A primary focus of the Regional San science team is working in partnership with other agencies and organizations to study the importance of a wide range of stressors on the Delta ecosystem (and on the Delta’s beneficial uses) so that the best possible science can be brought to bear on critical policy and management issues in the Delta and watershed.
Potential stressors include hydrologic modification, fish entrainment, invasive species, predation, contaminants, habitat loss or alteration, climate change, and our treatment plant’s discharge.
Our science section is currently supporting three large-scale scientific studies on the Sacramento River conducted by the USGS, university researchers, and our own staff. Our aim is to better understand the role of Sacramento Regional Wastewater Treatment Plant (SRWTP) discharge in the Sacramento River and the Bay-Delta ecosystem, with an emphasis on phytoplankton growth, abundance, and species presence in association with nutrients and other environmental factors.
Preliminary results suggest that (1) a factor other than the presence of wastewater is leading to the decline in phytoplankton biomass along the river near SRWTP, (2) high stress and low production of phytoplankton in Suisun Bay is related to some factor(s) other than ammonia, and (3) non-native clams are widely present in the Sacramento River between Sacramento and Isleton, potentially reducing phytoplankton abundance.
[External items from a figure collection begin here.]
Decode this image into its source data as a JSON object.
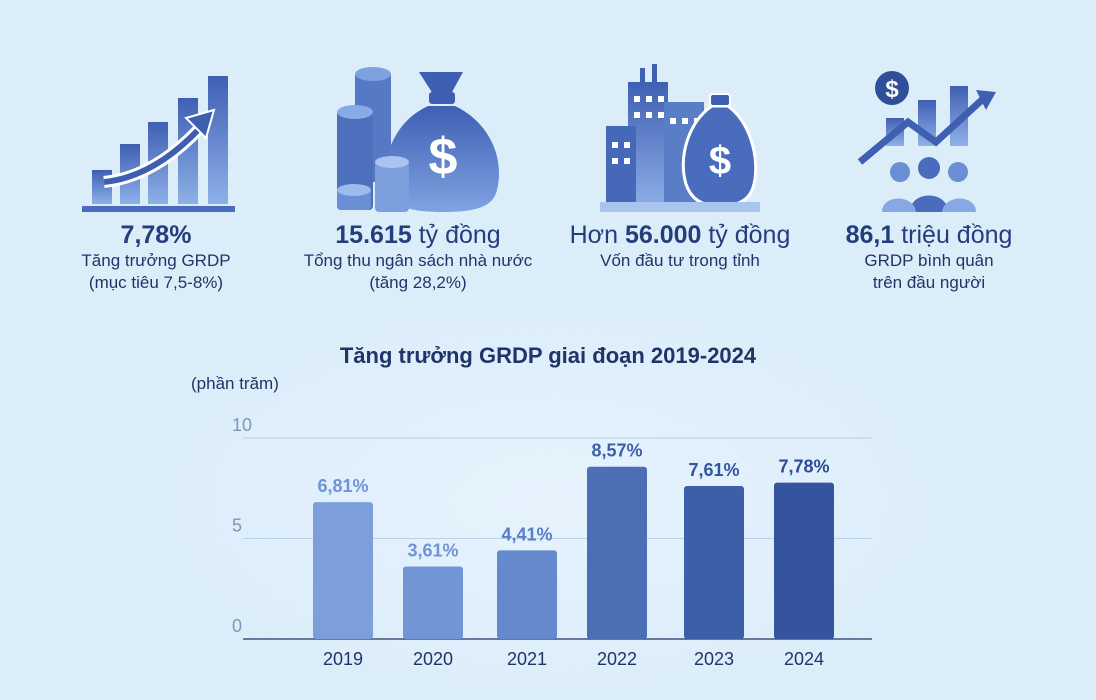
{
  "stats": [
    {
      "icon": "growth-bar-chart-icon",
      "value": "7,78%",
      "unit": "",
      "prefix": "",
      "desc1": "Tăng trưởng GRDP",
      "desc2": "(mục tiêu 7,5-8%)"
    },
    {
      "icon": "money-bag-coins-icon",
      "value": "15.615",
      "unit": " tỷ đồng",
      "prefix": "",
      "desc1": "Tổng thu ngân sách nhà nước",
      "desc2": "(tăng 28,2%)"
    },
    {
      "icon": "city-investment-icon",
      "value": "56.000",
      "unit": " tỷ đồng",
      "prefix": "Hơn ",
      "desc1": "Vốn đầu tư trong tỉnh",
      "desc2": ""
    },
    {
      "icon": "income-per-capita-icon",
      "value": "86,1",
      "unit": " triệu đồng",
      "prefix": "",
      "desc1": "GRDP bình quân",
      "desc2": "trên đầu người"
    }
  ],
  "chart_data": {
    "type": "bar",
    "title": "Tăng trưởng GRDP giai đoạn 2019-2024",
    "ylabel": "(phần trăm)",
    "xlabel": "",
    "categories": [
      "2019",
      "2020",
      "2021",
      "2022",
      "2023",
      "2024"
    ],
    "values": [
      6.81,
      3.61,
      4.41,
      8.57,
      7.61,
      7.78
    ],
    "data_labels": [
      "6,81%",
      "3,61%",
      "4,41%",
      "8,57%",
      "7,61%",
      "7,78%"
    ],
    "yticks": [
      0,
      5,
      10
    ],
    "ylim": [
      0,
      10
    ],
    "grid": true,
    "bar_colors": [
      "#7c9fdc",
      "#7295d6",
      "#6589cd",
      "#4b6eb5",
      "#3d5fa7",
      "#34559e"
    ],
    "label_colors": [
      "#6f93d6",
      "#6f93d6",
      "#5a7ec6",
      "#3d5fa7",
      "#34559e",
      "#2c4c93"
    ]
  }
}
Some previous research on the Sacramento River found declining phytoplankton concentrations at downstream locations. The cause for the observed phytoplankton decline is not easily discernible, because the loss does not appear to be driven by effluent-derived nutrient concentrations, and while phytoplankton-consuming organisms, such as clams and zooplankton, are present in the river, they are not abundant enough to fully explain the decline.
We supported a large-scale research study by USGS and university scientists to investigate the effects of SRWTP discharge of treated wastewater on phytoplankton health in the Sacramento River, using a presence and absence study.
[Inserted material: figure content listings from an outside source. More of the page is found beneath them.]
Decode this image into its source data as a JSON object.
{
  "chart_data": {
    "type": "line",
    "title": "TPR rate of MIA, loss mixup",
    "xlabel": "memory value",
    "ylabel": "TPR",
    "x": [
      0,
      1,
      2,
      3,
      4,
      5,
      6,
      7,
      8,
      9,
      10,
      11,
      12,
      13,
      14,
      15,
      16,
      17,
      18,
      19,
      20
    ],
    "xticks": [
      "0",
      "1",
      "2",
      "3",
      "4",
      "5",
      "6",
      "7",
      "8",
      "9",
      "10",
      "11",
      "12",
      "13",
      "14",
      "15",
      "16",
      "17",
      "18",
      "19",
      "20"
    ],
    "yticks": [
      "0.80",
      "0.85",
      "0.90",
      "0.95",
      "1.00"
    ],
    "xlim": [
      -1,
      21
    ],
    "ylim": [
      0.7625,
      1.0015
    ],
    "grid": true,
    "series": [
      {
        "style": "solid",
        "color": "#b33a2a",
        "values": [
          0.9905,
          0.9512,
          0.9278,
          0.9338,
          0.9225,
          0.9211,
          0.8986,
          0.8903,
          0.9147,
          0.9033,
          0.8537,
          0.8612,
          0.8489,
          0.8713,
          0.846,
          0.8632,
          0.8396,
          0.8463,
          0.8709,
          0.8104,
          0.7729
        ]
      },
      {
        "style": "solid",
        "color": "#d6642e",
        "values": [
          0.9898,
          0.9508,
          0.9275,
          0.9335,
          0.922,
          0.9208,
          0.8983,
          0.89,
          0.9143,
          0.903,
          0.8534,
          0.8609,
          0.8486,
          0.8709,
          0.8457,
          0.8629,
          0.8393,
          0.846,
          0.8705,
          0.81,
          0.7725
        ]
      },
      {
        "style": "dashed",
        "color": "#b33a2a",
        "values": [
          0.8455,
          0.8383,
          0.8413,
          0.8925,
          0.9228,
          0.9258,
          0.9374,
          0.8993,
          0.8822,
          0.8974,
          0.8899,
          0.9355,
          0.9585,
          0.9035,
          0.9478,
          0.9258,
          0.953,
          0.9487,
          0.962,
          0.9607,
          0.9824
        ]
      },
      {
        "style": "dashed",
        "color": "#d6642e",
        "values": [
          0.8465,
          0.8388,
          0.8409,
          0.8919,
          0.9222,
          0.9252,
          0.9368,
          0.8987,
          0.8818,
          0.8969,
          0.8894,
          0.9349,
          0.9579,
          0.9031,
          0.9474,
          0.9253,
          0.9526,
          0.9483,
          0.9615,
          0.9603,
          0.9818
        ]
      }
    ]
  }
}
This study addressed concerns about reduced phytoplankton abundance and potential changes in relative phytoplankton species abundance reported in the Lower Sacramento River.
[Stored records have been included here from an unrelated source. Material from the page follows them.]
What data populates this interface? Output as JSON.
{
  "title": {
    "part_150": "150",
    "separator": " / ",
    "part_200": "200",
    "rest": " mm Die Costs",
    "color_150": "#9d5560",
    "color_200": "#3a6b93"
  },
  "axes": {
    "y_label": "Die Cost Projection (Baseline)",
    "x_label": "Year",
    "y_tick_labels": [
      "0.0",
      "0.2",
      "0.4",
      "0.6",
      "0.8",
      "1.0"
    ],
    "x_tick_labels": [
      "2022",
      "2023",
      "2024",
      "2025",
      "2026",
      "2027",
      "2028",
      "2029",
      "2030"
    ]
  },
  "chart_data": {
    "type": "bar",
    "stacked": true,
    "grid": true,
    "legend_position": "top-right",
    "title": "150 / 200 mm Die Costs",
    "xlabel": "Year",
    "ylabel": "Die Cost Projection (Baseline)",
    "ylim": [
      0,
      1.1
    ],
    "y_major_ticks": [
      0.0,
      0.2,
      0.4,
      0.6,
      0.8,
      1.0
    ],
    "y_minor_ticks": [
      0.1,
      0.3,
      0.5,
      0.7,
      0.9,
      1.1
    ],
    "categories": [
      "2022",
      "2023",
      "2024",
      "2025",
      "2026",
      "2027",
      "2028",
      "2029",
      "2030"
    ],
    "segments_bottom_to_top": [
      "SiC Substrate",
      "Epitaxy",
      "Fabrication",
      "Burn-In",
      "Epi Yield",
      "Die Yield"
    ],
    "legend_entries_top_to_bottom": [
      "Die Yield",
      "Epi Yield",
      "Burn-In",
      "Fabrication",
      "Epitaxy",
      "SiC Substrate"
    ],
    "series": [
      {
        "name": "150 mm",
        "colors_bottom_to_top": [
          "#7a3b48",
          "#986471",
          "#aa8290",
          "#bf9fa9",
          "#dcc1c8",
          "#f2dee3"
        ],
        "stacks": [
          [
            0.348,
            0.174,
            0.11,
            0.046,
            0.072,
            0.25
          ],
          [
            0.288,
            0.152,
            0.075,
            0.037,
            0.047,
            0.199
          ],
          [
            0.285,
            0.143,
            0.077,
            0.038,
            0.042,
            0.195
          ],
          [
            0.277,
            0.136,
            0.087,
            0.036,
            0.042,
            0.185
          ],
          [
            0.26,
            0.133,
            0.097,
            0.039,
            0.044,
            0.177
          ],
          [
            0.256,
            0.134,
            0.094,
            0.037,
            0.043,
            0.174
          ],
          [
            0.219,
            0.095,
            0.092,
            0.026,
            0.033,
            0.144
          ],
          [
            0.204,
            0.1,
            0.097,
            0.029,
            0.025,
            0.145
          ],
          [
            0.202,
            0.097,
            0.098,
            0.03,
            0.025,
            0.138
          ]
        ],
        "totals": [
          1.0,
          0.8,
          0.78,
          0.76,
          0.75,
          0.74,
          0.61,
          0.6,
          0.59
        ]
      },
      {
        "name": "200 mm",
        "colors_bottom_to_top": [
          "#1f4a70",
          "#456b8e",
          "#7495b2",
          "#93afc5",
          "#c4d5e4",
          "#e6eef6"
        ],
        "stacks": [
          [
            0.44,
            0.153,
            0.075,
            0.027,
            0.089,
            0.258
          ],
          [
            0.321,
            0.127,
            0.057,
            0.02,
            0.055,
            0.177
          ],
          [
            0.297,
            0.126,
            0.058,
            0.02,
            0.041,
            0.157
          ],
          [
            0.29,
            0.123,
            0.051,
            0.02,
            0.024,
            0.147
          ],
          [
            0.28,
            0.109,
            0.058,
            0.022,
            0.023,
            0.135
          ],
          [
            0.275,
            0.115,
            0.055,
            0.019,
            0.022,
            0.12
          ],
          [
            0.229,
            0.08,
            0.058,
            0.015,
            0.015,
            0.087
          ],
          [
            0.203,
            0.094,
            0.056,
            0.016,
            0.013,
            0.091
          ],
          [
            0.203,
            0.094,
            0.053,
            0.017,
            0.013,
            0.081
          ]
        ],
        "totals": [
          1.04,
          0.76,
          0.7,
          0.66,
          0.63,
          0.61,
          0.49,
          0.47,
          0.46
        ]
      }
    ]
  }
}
The nutrient ammonia in the Sacramento River is derived from multiple sources, including effluent from the SRWTP. Ammonia may be used by phytoplankton for growth, but some studies have suggested that excessive concentrations of it may inhibit phytoplankton growth.
We investigated the presence, distribution, and abundance of invasive clams in the Sacramento River between Sacramento and Isleton in 2013 and 2014.
Invasive clams graze on phytoplankton and compete for food with native Delta organisms. It was known that phytoplankton abundance is limited by grazing in the Low Salinity Zone (LSZ) of the Bay-Delta system (near Suisun Bay, between Martinez and Pittsburg). In the LSZ, clams and microzooplankton can consume phytoplankton faster than it is produced, and clams can filter all of the water in the Sacramento River in 1.25 days.